Den neuen Story-Ansatz sieht man God of War bereits in den ersten Minuten an. Statt unmittelbar mit Over-the-Top-Action und gigantischen Bosskämpfen einzusetzen, startet das Spiel unerwartet ruhig in einem verschneiten Waldareal. In der Welt der nordischen Mythologie lebt der sichtlich gealterte Kratos mit seinem Sohn Atreus fernab des griechischen Olymps. Atreus Mutter ist verstorben und ließ den letzten Willen zurück, dass ihre Asche auf dem höchsten Gipfel der Welt verstreut wird. Doch nicht nur aus diesem Grund bereiten sich Kratos und der Junge auf die Abreise vor – ein mächtiger Mann, der Kratos eindeutig nicht wohlgesonnen ist, stattet der versteckten Waldhütte einen Besuch ab. Nach einem blutigen Kampf erkennt Kratos, dass sie an diesem Ort nicht weiter sicher sind.

Natürlich bleibt die Wanderung durch die nordische Welt nicht unbeschwert: feindselige Kreaturen und nordische Gottheiten versuchen Kratos Aufstieg mit allen Mitteln zu verhindern. Mit den Motiven der Widersacher hält sich die Geschichte lange Zeit bedeckt – Kenner der Vorgänger können vieles mutmaßen, einige Aspekte bleiben aber zunächst im Ungewissen. Grundsätzlich erfordert God of War aber keinerlei Vorkenntnisse. Das liegt unter anderem daran, dass sämtliche Schauplätze und Figuren umfangreich eingeführt werden und zu großen Teilen sogar Erstauftritte sind. Besonders Kratos und Atreus werden nicht nur durch die hervorragenden deutschen Sprecher, sondern auch durch natürlich geschriebene Dialoge zu gehaltvollen Charakteren.

Erziehung mit Tücken

Denn auch wenn kriegerische Konflikte einen großen Teil der Geschichte ausmachen, so steht die komplexe Vater-Sohn-Beziehung im Vordergrund des Abenteuers. Kratos lehrt Atreus das Jagen und versucht ihm wichtige Lebensweisheiten zu vermitteln, zeigt bei Fehlschlägen seines Sohnes jedoch nur wenig Empathie. Er wirkt kühl, abweisend und äußert oft harsche Kritik. Bei Atreus trifft das Verhalten stets auf glaubwürdige, emotionale Reaktionen – die Gegenüberstellung beider Charaktere zieht sich als zentralen Punkt durch die gesamte Geschichte. Kratos ist in seiner Vaterrolle sichtlich überfordert, in seinen festgefahrenen Idealen aber auch irgendwo überraschend nachvollziehbar. Mit kleinen Dialogphrasen oder Aktionen lassen die Entwickler jedoch eine bröckelnde Fassade des Protagonisten durchsickern.

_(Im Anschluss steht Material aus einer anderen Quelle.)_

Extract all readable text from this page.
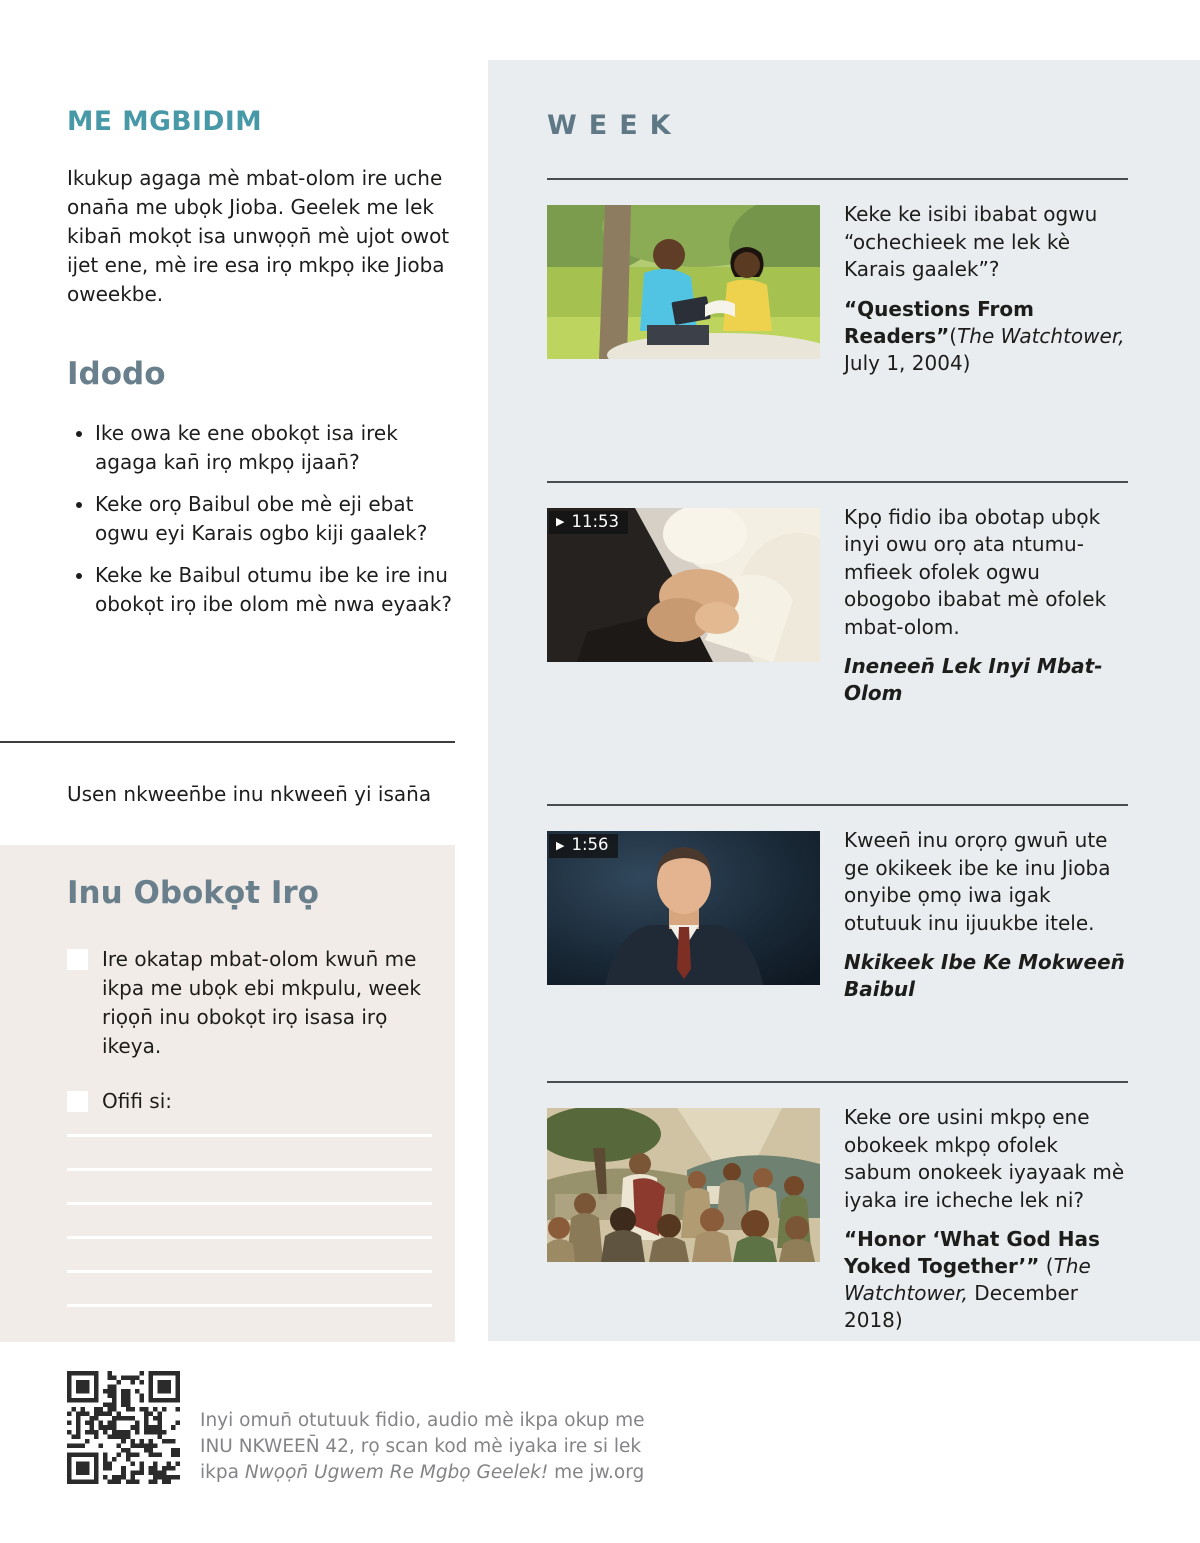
ME MGBIDIM

Ikukup agaga mè mbat-olom ire uche onan̄a me ubọk Jioba. Geelek me lek kiban̄ mokọt isa unwọọn̄ mè ujot owot ijet ene, mè ire esa irọ mkpọ ike Jioba oweekbe.

Idodo
• Ike owa ke ene obokọt isa irek agaga kan̄ irọ mkpọ ijaan̄?
• Keke orọ Baibul obe mè eji ebat ogwu eyi Karais ogbo kiji gaalek?
• Keke ke Baibul otumu ibe ke ire inu obokọt irọ ibe olom mè nwa eyaak?

Usen nkween̄be inu nkween̄ yi isan̄a

Inu Obokọt Irọ

Ire okatap mbat-olom kwun̄ me ikpa me ubọk ebi mkpulu, week riọọn̄ inu obokọt irọ isasa irọ ikeya.

Ofifi si:

WEEK

Keke ke isibi ibabat ogwu “ochechieek me lek kè Karais gaalek”?

“Questions From Readers”(The Watchtower, July 1, 2004)

▶ 11:53	Kpọ fidio iba obotap ubọk inyi owu orọ ata ntumu-mfieek ofolek ogwu obogobo ibabat mè ofolek mbat-olom.

Ineneen̄ Lek Inyi Mbat-Olom

▶ 1:56	Kween̄ inu orọrọ gwun̄ ute ge okikeek ibe ke inu Jioba onyibe ọmọ iwa igak otutuuk inu ijuukbe itele.

Nkikeek Ibe Ke Mokween̄ Baibul

Keke ore usini mkpọ ene obokeek mkpọ ofolek sabum onokeek iyayaak mè iyaka ire icheche lek ni?

“Honor ‘What God Has Yoked Together’” (The Watchtower, December 2018)

Inyi omun̄ otutuuk fidio, audio mè ikpa okup me INU NKWEEN̄ 42, rọ scan kod mè iyaka ire si lek ikpa Nwọọn̄ Ugwem Re Mgbọ Geelek! me jw.org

Durch das authentische Zusammenspiel der Figuren wird das neuste God of War zum Ableger mit dem größten erzählerischen Tiefgang – und das tut der Reihe unfassbar gut. Bei Kratos ist es besonders das Gesamtpaket, was überzeugt. Gespräche, Gestik und sein langsameres und entschlosseneres Verhalten im Kampf – der neue alte Kratos lässt deutlich spannendere Charakterstudien zu als sein Pendant aus den letzten Spielen. Mit den Nebencharakteren schaffen die Entwickler gleichzeitig einen gelungenen Kontrast: Die humoristischen Einlagen der Schmiede oder des späteren Begleiters Mimir sowie die geheimnisvolle Waldhexe Freya lockern das Geschehen willkommen auf. Zudem erhalten sie durch die hohe Spielzeit genügend Raum zur Entfaltung, ohne dabei die narrativen Ziele zu sehr zu verwässern.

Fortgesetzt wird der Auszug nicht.